Most of us don't think too much about bandwidth usage of our applications since the first rule of optimization is: don't. If we want to speed things up we might just gzip the pages or whatever but while I am working on a system which is massively multi-user, any savings I can make in the response are potentially large savings in bandwidth, something which is great for cloud services which charge for bandwidth.
I realised much to my surprise that if you call Response.Redirect in the code behind after a postback, all this does is add in some html to the response like this:

<html><head><title>Object moved</title></head><body>
<h2>Object moved to <a href="/blah/blah.aspx">here</a>.</h2>
</body></html>


...but the body of the page is still returned after this html code even though the browser will shortly be redirecting.
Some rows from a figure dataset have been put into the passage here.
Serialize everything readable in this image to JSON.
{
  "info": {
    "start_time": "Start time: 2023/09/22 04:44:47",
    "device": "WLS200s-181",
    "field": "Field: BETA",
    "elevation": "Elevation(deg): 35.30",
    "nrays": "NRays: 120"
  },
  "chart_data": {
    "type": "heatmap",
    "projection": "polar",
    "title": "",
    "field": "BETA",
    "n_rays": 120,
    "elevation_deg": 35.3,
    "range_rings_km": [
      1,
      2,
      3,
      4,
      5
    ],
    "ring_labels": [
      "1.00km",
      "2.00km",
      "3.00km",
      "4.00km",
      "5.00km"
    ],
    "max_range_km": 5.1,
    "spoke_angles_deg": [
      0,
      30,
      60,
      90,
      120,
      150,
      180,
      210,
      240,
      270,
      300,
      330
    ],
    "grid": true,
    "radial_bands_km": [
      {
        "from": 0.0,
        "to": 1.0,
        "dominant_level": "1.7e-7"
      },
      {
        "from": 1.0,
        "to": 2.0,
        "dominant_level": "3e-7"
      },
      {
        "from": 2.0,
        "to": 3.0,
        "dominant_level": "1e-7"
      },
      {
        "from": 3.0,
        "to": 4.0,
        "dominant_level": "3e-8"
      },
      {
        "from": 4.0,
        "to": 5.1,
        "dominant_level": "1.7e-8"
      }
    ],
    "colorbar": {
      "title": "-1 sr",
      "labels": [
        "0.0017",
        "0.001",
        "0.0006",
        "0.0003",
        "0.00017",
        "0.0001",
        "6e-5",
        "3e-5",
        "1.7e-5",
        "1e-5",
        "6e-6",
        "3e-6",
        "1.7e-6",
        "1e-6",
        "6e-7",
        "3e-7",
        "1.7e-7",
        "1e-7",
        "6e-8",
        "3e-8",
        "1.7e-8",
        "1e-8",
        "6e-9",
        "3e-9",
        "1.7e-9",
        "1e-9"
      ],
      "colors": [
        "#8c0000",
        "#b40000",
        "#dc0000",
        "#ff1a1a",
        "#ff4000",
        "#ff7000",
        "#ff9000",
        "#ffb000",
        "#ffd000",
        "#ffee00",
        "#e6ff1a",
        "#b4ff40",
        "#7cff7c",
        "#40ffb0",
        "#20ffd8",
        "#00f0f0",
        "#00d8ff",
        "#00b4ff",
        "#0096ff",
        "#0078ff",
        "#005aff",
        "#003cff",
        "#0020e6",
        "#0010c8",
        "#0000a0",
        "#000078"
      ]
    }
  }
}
This effectively doubles the bandwidth requirement for the system since every page is returned once on the GET and once on the POST. I decided to write a method that all pages could call for redirect purposes which would only return the redirect code and nothing else. I had to play around with all the similar and confusing methods that are available in ASP.net and ended up with this:


 internal static void Redirect(HttpContext context, string location)
{
context.Response.Clear();
context.Response.Redirect(location, false);
context.ApplicationInstance.CompleteRequest();
context.Response.End();
}

The first line clears anything that is already in the response. The second effectively generates the html that will cause the redirect and "false" means it won't throw a thread abort exception in the process. The third line ensures that no other filters or pipelines will be called (which might add additional data to the response) and the last one ensures that the default Render method is not called which would put the page into the output.